Het album ‘Dewilde superheld’ werd een eerbetoon aan Keanu Dewilde, de bezieler van het DREUN-atelier. Na een fietsongeval belandde de geliefde begeleider vijf jaar geleden in een coma. Een jaar later overleed hij. Hij was amper 23 jaar. “Er wordt nog vaak over Keanu gepraat”, zegt Jonas. “Hij is er altijd een beetje bij. In verschillende nummers zitten stukken die hij geschreven heeft. Ons logo is een tekening van een Fiat Panda met blote voeten. Dat is een verwijzing naar Keanu, want hij reed met een Fiat Panda en liep altijd op blote voeten rond.”
‘Het was precies alsof hij er even weer was.’
DREUN ontstond als experiment van Keanu. “Met zelf geknutselde instrumenten begon hij met enkele gasten muziek te maken. Toen bleek dat er een paar echt muzikaal talent hebben. Beetje bij beetje verzamelde hij meer instrumenten en muzikanten en groeide DREUN.”
Jonas was begeleider in een woongroep van Tordale en speelde af en toe mee met DREUN in zijn vrije tijd. Na het overlijden van Keanu nam hij de fakkel over. Hij herinnert zich een bijzonder moment op een van de eerste repetities. “We waren aan het jammen toen ik zag dat mijn veters open waren. Ik bukte me om ze te binden. Plots begon iedereen stiller te spelen. Door zijn hurken gaan, was blijkbaar een signaal van Keanu aan de muzikanten om zachter te spelen. Het was precies alsof hij er even weer was.”
Buiten de muren
Sinds DREUN XL trekt de band steeds vaker buiten de muren van Tordale. Ze stonden al op enkele grote podia en festivals in Gent en Antwerpen.
“Inclusie is iets waar we echt hard voor werken”, zegt Jonas. “Niet alleen bij DREUN trouwens, maar ook bij de jobs die de gasten doen treden we naar buiten. We houden bijvoorbeeld een café open. Een van de muzikanten werkt in een snoepkraam op de markt, een andere in een boerderij.”
‘Inclusie is iets waar we echt hard voor werken.’

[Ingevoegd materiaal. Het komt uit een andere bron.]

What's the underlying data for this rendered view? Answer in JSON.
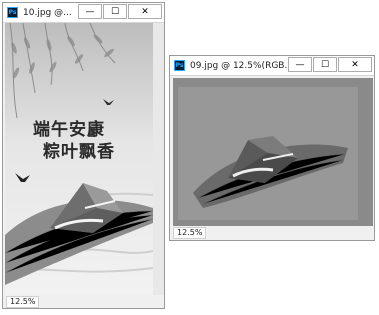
{
  "window_a": {
    "app_badge": "Ps",
    "title": "10.jpg @...",
    "zoom": "12.5%",
    "poster_line1": "端午安康",
    "poster_line2": "粽叶飘香"
  },
  "window_b": {
    "app_badge": "Ps",
    "title": "09.jpg @ 12.5%(RGB...",
    "zoom": "12.5%"
  },
  "controls": {
    "minimize": "—",
    "maximize": "☐",
    "close": "✕"
  }
}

Het volgende doel van Jonas is om met DREUN XL in het buitenland op te treden. En hij speelt met het idee om zelf een inclusief festival te organiseren. “Het zou mooi zijn om bands met en zonder mensen met een beperking samen op een affiche te zetten. In Vlaanderen zijn er nog niet zo veel bands zoals wij, maar in Wallonië en Frankrijk bestaat die cultuur al langer.”
Optreden is spannend
Zo’n optreden met DREUN XL is altijd spannend. Jonas: “De dag van het optreden loopt daarom volgens een vast stramien. Dat geeft rust en voorspelbaarheid. Al heeft niet elke muzikant last van stress. Voor wie er gevoelig voor is, heb ik extra aandacht. En er zijn kleine trucjes die helpen. Zo is iedereen verkleed als superheld. Dat ziet er niet alleen stoer uit voor de show, maar dan kan je ook zeggen: ‘Je bent een superheld en die hebben geen zenuwen.’ Dat helpt echt.”

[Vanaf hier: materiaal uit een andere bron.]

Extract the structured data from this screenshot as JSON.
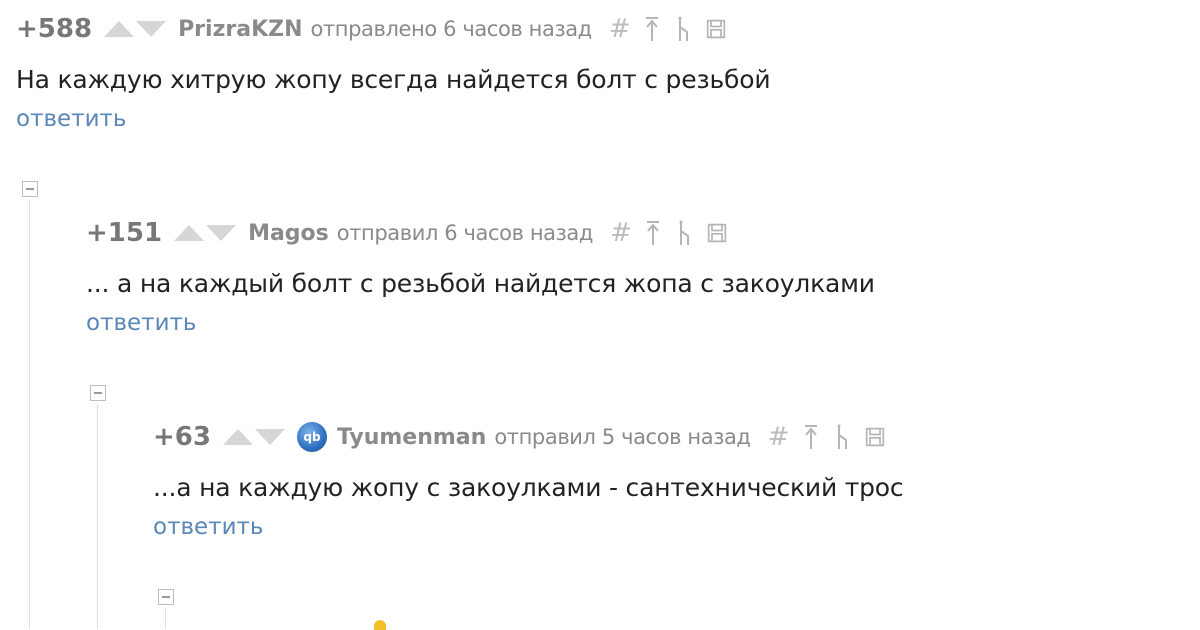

‘Het is normaal dat er iemand wel eens een fout speelt. Zolang we niet alle elf tegelijk fouten maken, valt dat niet op.’
Het helpt ook dat er elf muzikanten tegelijk op het podium staan. “Het is normaal dat er iemand wel eens een fout speelt. Zolang we niet alle elf tegelijk fouten maken, valt dat niet op”, lacht Jonas. “Bovendien, we drukken iedereen op het hart dat geen enkel optreden hetzelfde zal zijn. Als iets verkeerd of anders loopt, dan is dat niet zo erg. Het belangrijkste, en dat weten ze allemaal, is blijven doorspelen.”
Hechte groep
DREUN is ondertussen een hechte groep, benadrukt Jonas nog eens. “In het begin waren de gasten meer in zichzelf gekeerd of op de begeleiders gericht. Nu merk je aan kleine dingen dat het vrienden zijn. Ze brengen veel tijd samen door, maar door die optredens beleven ze ook iets samen: de stress, samen op dat podium staan en dan achteraf het applaus.”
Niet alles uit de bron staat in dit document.